Eskiden yüz çeşide yakın balık çeşidi varken şuan yirmiye yakın balık çeşidine rastlanabiliyor ve bunların çok azının ekonomik değeri olduğu söyleniyor.Dolgu alanlarının balıkların yuvasını ve yumurtlama alanlarını yok ettiğini, bunun için balıkların bölgemizi terk ettiğini işin uzmanları söylüyor.Balık nesilleri için bir diğer tehlike ise balıkları korumak için yürürlükte olan yasalara uyulmaması. Balıklar büyümeden tutulmasın diye çıkarılan yasalar uygulansa belki balıklar korunacak.
Gerçi haksızlık yapmayalım bazan denetim yapılıyormuş hemde çapraz denetim denen bir yöntem uyguluyorlarmış ve bütün balık satan tezgahlara ceza uyguluyorlarmış.
Hemen hergün tezgahları gözlemliyorum hemen hergün yasaya aykırı avlanmış balık görüyorum bir gün bende şahit oldum bir kasa çinekop geldi kocaman kocaman görünüyor ama kasanın dibine bir baktık ki üstte dizilmiş balıkların yarısı büyüklüğünde balıklar.
Tezgahtar haklı olarak kendini savunuyor “ ben bu balığa hemde büyük balık parası vererek aldım şimdi bunları küçük diye satmasam hem zarar edeceğim hemde balıklar zaten ölmüş olduğu için ziyan olacaklar”diyor.
Baktım adam haklı ozaman nasıl bir tedbir almamız lazım yazık değilmi balıkların nesli tükenecek dediğimde“ küçük balıkların tutulması engellenmeli yani balık avcıları denetlenmeli, onlar muhatap alınmalı yoksa ölmüş balığı biz satsak ne olur satmasak ne olur” diyor. Oysa 1380 sayılı yasa Belediyeler, Jandarma, Sahil Güvenlik ve Gıda Tarım ve Hayvancılık müdürlüklerine yetki veriyormuş ama Gıda Tarım ve Hayvancılık Müdürlükleri araç yokluğundan denizde denetim yapamadığını söylüyormuş.
Bana göre işgüzarlık yapıyorlar balıkçıların karaya çıktığı yere gelseler mesele çözülür.

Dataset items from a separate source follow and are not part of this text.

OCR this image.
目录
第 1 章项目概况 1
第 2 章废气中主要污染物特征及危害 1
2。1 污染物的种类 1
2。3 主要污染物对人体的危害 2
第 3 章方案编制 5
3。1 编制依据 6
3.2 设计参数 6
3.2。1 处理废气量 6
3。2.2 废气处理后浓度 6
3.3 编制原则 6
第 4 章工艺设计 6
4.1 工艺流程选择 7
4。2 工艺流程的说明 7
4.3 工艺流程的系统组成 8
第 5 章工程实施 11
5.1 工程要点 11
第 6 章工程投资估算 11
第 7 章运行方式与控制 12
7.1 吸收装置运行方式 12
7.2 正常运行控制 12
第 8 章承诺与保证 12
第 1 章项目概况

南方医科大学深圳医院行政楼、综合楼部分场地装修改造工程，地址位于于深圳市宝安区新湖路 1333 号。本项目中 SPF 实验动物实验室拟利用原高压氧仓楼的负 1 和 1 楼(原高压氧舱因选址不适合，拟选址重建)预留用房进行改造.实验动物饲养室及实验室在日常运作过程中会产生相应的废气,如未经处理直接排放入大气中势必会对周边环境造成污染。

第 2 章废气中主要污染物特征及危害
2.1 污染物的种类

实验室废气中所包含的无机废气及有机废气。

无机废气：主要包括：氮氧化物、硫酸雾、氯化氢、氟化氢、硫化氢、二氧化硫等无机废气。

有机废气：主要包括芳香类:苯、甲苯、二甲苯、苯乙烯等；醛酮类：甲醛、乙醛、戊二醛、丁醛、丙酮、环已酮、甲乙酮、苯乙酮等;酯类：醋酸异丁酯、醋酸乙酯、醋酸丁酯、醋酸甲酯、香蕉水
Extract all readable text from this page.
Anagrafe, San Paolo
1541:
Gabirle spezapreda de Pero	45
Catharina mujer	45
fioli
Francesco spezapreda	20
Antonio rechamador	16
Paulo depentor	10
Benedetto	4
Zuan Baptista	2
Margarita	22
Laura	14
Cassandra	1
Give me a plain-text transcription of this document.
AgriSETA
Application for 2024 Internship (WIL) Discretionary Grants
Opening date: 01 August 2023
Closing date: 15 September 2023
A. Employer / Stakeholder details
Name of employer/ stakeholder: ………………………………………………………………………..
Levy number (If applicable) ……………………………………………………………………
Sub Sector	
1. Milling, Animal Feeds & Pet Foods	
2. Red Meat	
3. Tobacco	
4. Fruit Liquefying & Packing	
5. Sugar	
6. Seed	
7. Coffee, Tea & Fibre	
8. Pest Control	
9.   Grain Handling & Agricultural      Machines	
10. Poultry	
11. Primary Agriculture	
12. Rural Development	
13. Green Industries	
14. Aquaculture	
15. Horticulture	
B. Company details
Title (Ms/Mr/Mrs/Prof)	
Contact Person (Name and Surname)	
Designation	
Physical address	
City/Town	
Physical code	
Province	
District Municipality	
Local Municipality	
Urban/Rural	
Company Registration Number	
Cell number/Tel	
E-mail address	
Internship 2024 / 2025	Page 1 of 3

Yada sahil güvenlikten destek istemek çokmu zor bilemiyorum. Belki de cezaların caydırıcılığı yoktur ama durum üzüntü verici, birileri buna dur demeli bu manada Gıda Tarım ve Hayvancılık İlmüdürlüğünü görevini layıkı ile yapmaya davet ediyoruz.
Japon bilim adamı Kohei Kihera balığın insan sağlığı üzerindeki faydalarını sıralarken Dünya’da kişi başı balık tüketiminin 16 kg olduğunu Türkiye’de ise anlaşılmaz bir şekilde bu rakamın Dünya ortalamasının yarısı olduğunu söylüyor. Japonya’da ise bu rakam 60 kg imiş. Tabii ki Türkiye’de balık çok önemsenmemiş, makul bir politikası olmamış ama etrafı denizlerle kaplı iç bölgeleri ise ırmak ve göller ile zenginliği tescillenen ülkemizin durumu genel durumumuz gibi içler acısıdır! Balıkta ekseri vatandaşın ulaşamayacağı kadar pahalı bir ürün olarak tezgahları süslemeye devam ediyor. Yazık bu millete! Allah aşkına biz neyi doğru yapacağız?